Volume 102• Number 4

October 2003



 

Robinson Crusoe and No Man's Land

Everett Zimmerman, University of California, Santa Barbara

The Life and Strange Surprizing Adventures of Robinson Crusoe and its sequel, The Farther Adventures of Robinson Crusoe, are substantially concerned with questions about the order appropriately obtaining outside definitively established social or political domains.1 Crusoe's often-analyzed departure from his father's house is a rejection of the social order into which he was born. His predilection for the sea represents his fascination with a liminal state in which the seemingly rigorous shipboard order required for safety and successful commerce is persistently threatened by nature, by the fragility of social bonds far from home, and by an ambiguous political order. Over the course of his lengthy narration, Crusoe frequently presents questions of order as personal-that is, as questions of mental stability and household tidiness.

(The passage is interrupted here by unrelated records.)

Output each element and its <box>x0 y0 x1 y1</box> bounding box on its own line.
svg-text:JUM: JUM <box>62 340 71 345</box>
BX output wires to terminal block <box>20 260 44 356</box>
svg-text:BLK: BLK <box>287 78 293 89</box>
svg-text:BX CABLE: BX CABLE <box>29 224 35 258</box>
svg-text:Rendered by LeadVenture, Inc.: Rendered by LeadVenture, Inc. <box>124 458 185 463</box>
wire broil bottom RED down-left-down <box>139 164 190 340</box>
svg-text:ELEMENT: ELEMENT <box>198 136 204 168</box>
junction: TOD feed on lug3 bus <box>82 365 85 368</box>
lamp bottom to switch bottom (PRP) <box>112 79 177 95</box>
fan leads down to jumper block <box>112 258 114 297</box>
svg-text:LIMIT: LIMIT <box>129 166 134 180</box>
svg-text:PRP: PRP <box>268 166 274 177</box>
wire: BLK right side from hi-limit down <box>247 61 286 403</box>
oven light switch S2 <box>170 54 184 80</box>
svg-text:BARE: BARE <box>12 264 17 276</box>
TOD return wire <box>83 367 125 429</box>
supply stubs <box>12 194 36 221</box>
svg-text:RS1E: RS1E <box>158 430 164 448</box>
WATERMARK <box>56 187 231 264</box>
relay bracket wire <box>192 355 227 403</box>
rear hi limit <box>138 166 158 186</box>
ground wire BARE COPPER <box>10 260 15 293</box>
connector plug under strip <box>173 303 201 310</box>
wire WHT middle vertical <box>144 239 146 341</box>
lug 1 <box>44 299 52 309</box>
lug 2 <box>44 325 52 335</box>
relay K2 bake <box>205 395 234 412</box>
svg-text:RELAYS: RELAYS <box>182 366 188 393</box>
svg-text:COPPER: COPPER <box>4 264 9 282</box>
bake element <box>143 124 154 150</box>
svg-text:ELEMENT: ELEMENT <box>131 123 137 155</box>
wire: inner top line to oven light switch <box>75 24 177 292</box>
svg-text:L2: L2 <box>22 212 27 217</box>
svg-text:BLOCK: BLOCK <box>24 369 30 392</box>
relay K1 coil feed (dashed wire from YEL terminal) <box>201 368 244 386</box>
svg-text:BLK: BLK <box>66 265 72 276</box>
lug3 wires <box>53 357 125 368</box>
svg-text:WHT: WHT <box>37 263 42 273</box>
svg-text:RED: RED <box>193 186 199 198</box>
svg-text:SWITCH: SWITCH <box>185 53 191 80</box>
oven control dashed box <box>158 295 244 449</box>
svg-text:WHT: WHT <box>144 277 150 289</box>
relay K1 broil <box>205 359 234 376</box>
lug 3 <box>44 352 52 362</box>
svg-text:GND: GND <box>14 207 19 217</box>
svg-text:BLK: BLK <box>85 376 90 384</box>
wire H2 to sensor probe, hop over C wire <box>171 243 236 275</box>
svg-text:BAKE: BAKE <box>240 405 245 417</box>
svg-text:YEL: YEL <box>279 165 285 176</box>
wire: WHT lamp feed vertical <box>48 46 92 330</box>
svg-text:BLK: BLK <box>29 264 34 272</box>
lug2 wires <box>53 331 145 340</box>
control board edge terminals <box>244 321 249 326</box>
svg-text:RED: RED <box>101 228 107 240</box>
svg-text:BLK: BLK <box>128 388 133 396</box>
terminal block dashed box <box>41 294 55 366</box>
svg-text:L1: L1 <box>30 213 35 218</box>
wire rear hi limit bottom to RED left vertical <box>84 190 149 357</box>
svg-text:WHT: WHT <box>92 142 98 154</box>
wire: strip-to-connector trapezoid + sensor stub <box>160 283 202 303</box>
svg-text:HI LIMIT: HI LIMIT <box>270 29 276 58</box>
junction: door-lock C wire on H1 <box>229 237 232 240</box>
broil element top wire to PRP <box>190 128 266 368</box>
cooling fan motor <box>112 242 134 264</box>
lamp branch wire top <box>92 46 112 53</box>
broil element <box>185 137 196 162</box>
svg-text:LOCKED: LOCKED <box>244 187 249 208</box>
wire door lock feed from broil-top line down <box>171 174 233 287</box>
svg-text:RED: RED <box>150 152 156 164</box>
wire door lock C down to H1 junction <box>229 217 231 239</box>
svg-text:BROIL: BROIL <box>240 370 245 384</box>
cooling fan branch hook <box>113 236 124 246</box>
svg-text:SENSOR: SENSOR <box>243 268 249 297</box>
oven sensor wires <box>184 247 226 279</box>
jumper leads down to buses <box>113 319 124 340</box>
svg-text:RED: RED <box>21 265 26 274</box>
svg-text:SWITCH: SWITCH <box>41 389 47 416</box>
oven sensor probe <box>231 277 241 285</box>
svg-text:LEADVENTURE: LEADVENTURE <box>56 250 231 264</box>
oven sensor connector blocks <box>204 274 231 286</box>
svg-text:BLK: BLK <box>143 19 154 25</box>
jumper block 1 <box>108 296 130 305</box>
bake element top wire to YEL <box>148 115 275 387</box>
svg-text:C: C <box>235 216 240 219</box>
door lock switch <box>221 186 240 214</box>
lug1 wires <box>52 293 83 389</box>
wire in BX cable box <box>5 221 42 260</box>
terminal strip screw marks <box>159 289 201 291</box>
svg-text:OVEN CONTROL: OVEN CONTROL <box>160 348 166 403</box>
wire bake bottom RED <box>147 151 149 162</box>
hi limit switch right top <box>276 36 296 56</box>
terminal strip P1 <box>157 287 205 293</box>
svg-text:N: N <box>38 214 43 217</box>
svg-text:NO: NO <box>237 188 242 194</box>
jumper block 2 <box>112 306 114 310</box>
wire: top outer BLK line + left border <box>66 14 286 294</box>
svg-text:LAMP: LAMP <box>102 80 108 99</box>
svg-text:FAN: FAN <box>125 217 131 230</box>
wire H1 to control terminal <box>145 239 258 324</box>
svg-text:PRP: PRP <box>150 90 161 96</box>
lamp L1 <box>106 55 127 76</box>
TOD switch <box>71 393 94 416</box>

But he also turns these private concerns into questions about a larger order. Having made a home for himself on an American island, he implicitly examines the island's political status through his assumption that the island is his property and through his ruminations upon his relations to the cannibals, Friday, and the Spaniards. His return to the island in The Farther Adventures is motivated in part by a guilt-ridden sense of having irresponsibly left the island in a condition that is likely to have promoted unresolvable conflict. On his return, he wishes to institute a less tenuous civil order there.